Kimber Young, a Provo MTC instructor and returned missionary from the New York New York South Mission, teaches Mandarin Chinese to an online class of six new missionaries situated in homes across the United States and who are assigned to serve in Taiwan and U.S. missions.
She misses the in-person interactions and combined presence of missionaries at an MTC. “It is inspiring to see the sheer amount of missionaries at the MTC who spend every minute of every day striving for the same purpose: to bring others to Christ,” she said. “In the virtual MTC, it is the same thing, but my missionaries aren’t physically surrounded by people from all over the world who have that same purpose.”
Provo MTC instructors initially anticipated concerns ranging from scheduling to technological issues when moving to online training, but the transition has been quite seamless, Young noted.
“The process has honestly felt incredibly smooth,” she said, adding her surprise at how much more the missionaries are willing to participate. “The discussions we have are filled with the Spirit, and it seems like the missionaries feel even more comfortable expressing themselves over the medium of technology.”
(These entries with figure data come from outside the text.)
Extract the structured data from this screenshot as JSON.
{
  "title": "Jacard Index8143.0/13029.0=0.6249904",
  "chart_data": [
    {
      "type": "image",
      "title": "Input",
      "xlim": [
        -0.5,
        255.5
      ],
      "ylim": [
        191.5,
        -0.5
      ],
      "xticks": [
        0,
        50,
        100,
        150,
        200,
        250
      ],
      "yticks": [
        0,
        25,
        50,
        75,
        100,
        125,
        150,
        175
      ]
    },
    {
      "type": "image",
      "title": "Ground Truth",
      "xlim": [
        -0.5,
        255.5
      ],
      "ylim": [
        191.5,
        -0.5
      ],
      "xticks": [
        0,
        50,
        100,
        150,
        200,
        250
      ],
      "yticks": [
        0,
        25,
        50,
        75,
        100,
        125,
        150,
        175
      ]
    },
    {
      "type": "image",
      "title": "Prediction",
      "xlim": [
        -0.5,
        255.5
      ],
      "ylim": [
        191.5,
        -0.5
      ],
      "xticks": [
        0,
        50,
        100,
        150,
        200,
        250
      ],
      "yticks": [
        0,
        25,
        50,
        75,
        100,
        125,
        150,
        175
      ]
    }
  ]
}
One of her elders told her that after participating his first day in the class, he wanted his room to be a place where he could feel the Spirit. So before the second day, he deep-cleaned his room.
“He said it made a big difference in how he could focus in class and act like a missionary in general and have it be a place where he could learn from the Spirit,” Young said. “He even showed me how clean it was on his screen. For me, this was a testimony builder because it helped me see the practical applications of living a Christ-centered life.
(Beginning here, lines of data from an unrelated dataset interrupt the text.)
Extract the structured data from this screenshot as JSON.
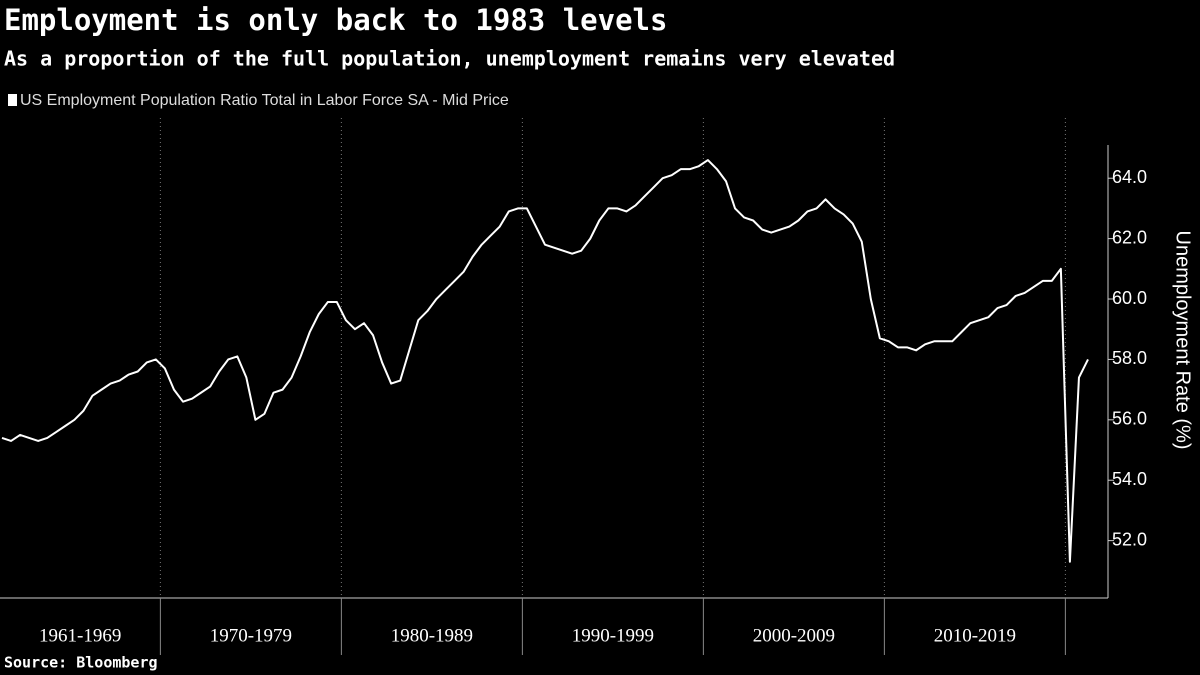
{
  "chart_data": {
    "type": "line",
    "title": "Employment is only back to 1983 levels",
    "subtitle": "As a proportion of the full population, unemployment remains very elevated",
    "source": "Source: Bloomberg",
    "y_axis_label": "Unemployment Rate (%)",
    "categories": [
      "1961-1969",
      "1961-1969",
      "1961-1969",
      "1961-1969",
      "1961-1969",
      "1961-1969",
      "1961-1969",
      "1961-1969",
      "1961-1969",
      "1961-1969",
      "1961-1969",
      "1961-1969",
      "1961-1969",
      "1961-1969",
      "1961-1969",
      "1961-1969",
      "1961-1969",
      "1961-1969",
      "1970-1979",
      "1970-1979",
      "1970-1979",
      "1970-1979",
      "1970-1979",
      "1970-1979",
      "1970-1979",
      "1970-1979",
      "1970-1979",
      "1970-1979",
      "1970-1979",
      "1970-1979",
      "1970-1979",
      "1970-1979",
      "1970-1979",
      "1970-1979",
      "1970-1979",
      "1970-1979",
      "1970-1979",
      "1970-1979",
      "1980-1989",
      "1980-1989",
      "1980-1989",
      "1980-1989",
      "1980-1989",
      "1980-1989",
      "1980-1989",
      "1980-1989",
      "1980-1989",
      "1980-1989",
      "1980-1989",
      "1980-1989",
      "1980-1989",
      "1980-1989",
      "1980-1989",
      "1980-1989",
      "1980-1989",
      "1980-1989",
      "1980-1989",
      "1980-1989",
      "1990-1999",
      "1990-1999",
      "1990-1999",
      "1990-1999",
      "1990-1999",
      "1990-1999",
      "1990-1999",
      "1990-1999",
      "1990-1999",
      "1990-1999",
      "1990-1999",
      "1990-1999",
      "1990-1999",
      "1990-1999",
      "1990-1999",
      "1990-1999",
      "1990-1999",
      "1990-1999",
      "1990-1999",
      "1990-1999",
      "2000-2009",
      "2000-2009",
      "2000-2009",
      "2000-2009",
      "2000-2009",
      "2000-2009",
      "2000-2009",
      "2000-2009",
      "2000-2009",
      "2000-2009",
      "2000-2009",
      "2000-2009",
      "2000-2009",
      "2000-2009",
      "2000-2009",
      "2000-2009",
      "2000-2009",
      "2000-2009",
      "2000-2009",
      "2000-2009",
      "2010-2019",
      "2010-2019",
      "2010-2019",
      "2010-2019",
      "2010-2019",
      "2010-2019",
      "2010-2019",
      "2010-2019",
      "2010-2019",
      "2010-2019",
      "2010-2019",
      "2010-2019",
      "2010-2019",
      "2010-2019",
      "2010-2019",
      "2010-2019",
      "2010-2019",
      "2010-2019",
      "2010-2019",
      "2010-2019",
      null,
      null,
      null
    ],
    "series": [
      {
        "name": "US Employment Population Ratio Total in Labor Force SA - Mid Price",
        "color": "#ffffff",
        "values": [
          55.4,
          55.3,
          55.5,
          55.4,
          55.3,
          55.4,
          55.6,
          55.8,
          56.0,
          56.3,
          56.8,
          57.0,
          57.2,
          57.3,
          57.5,
          57.6,
          57.9,
          58.0,
          57.7,
          57.0,
          56.6,
          56.7,
          56.9,
          57.1,
          57.6,
          58.0,
          58.1,
          57.4,
          56.0,
          56.2,
          56.9,
          57.0,
          57.4,
          58.1,
          58.9,
          59.5,
          59.9,
          59.9,
          59.3,
          59.0,
          59.2,
          58.8,
          57.9,
          57.2,
          57.3,
          58.3,
          59.3,
          59.6,
          60.0,
          60.3,
          60.6,
          60.9,
          61.4,
          61.8,
          62.1,
          62.4,
          62.9,
          63.0,
          63.0,
          62.4,
          61.8,
          61.7,
          61.6,
          61.5,
          61.6,
          62.0,
          62.6,
          63.0,
          63.0,
          62.9,
          63.1,
          63.4,
          63.7,
          64.0,
          64.1,
          64.3,
          64.3,
          64.4,
          64.6,
          64.3,
          63.9,
          63.0,
          62.7,
          62.6,
          62.3,
          62.2,
          62.3,
          62.4,
          62.6,
          62.9,
          63.0,
          63.3,
          63.0,
          62.8,
          62.5,
          61.9,
          60.0,
          58.7,
          58.6,
          58.4,
          58.4,
          58.3,
          58.5,
          58.6,
          58.6,
          58.6,
          58.9,
          59.2,
          59.3,
          59.4,
          59.7,
          59.8,
          60.1,
          60.2,
          60.4,
          60.6,
          60.6,
          61.0,
          51.3,
          57.4,
          58.0
        ]
      }
    ],
    "ylim": [
      50.1,
      65.1
    ],
    "yticks": [
      {
        "value": 52,
        "label": "52.0"
      },
      {
        "value": 54,
        "label": "54.0"
      },
      {
        "value": 56,
        "label": "56.0"
      },
      {
        "value": 58,
        "label": "58.0"
      },
      {
        "value": 60,
        "label": "60.0"
      },
      {
        "value": 62,
        "label": "62.0"
      },
      {
        "value": 64,
        "label": "64.0"
      }
    ],
    "y_axis_side": "right",
    "grid": false,
    "legend": "top-left"
  }
}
“I believe this generation of missionaries are going to be the best we have ever seen simply due to the fact that they are learning now—in their comfortable home environment—what it means to be a disciple of Jesus Christ and what they really need to change to live up to that standard.”
Addie Rutter teaches French via videoconference at the Provo Missionary Training Center to training missionaries in their homes on Wednesday, March 25, 2020. Photo by Laura Seitz, Deseret News.
Sister Hargrave is the second of Jim and Wendy Hargrave’s children—and their second missionary to be affected by COVID-19-related adjustments to missionary service. Elder Adam Hargrave, her older brother who is serving in the Utah Ogden Mission, had his release date moved up from October 2020 to July 27.
Jim Hargrave expresses “how wonderful it is to have her spirit and a missionary still” with Sister Hargrave training in their San Tan Valley home.
“We try to be quiet and not interrupt her during training,” he said, commenting of noticing after the first week her personal growth and increased understanding of the Spanish language. “She is following all of the rules as if she were in the MTC. She even goes to bed on time, which honestly was our only concern.”
He added: “I believe it takes special missionaries to be disciplined enough to make a bedroom, office, or small space in a home their extension to the MTC.”
Hannah Arnold of Eagle Mountain, Utah, documented with photos her family accompanying her daughter Sister Aubrey Arnold as she “entered” the MTC on March 25. Sister Arnold has been assigned to serve in the Nevada Las Vegas West Mission.
“The silver lining to all of this is getting to be part of her MTC experience and seeing her start to grow as a missionary,” Hannah Arnold said. “It’s been a very sweet experience.”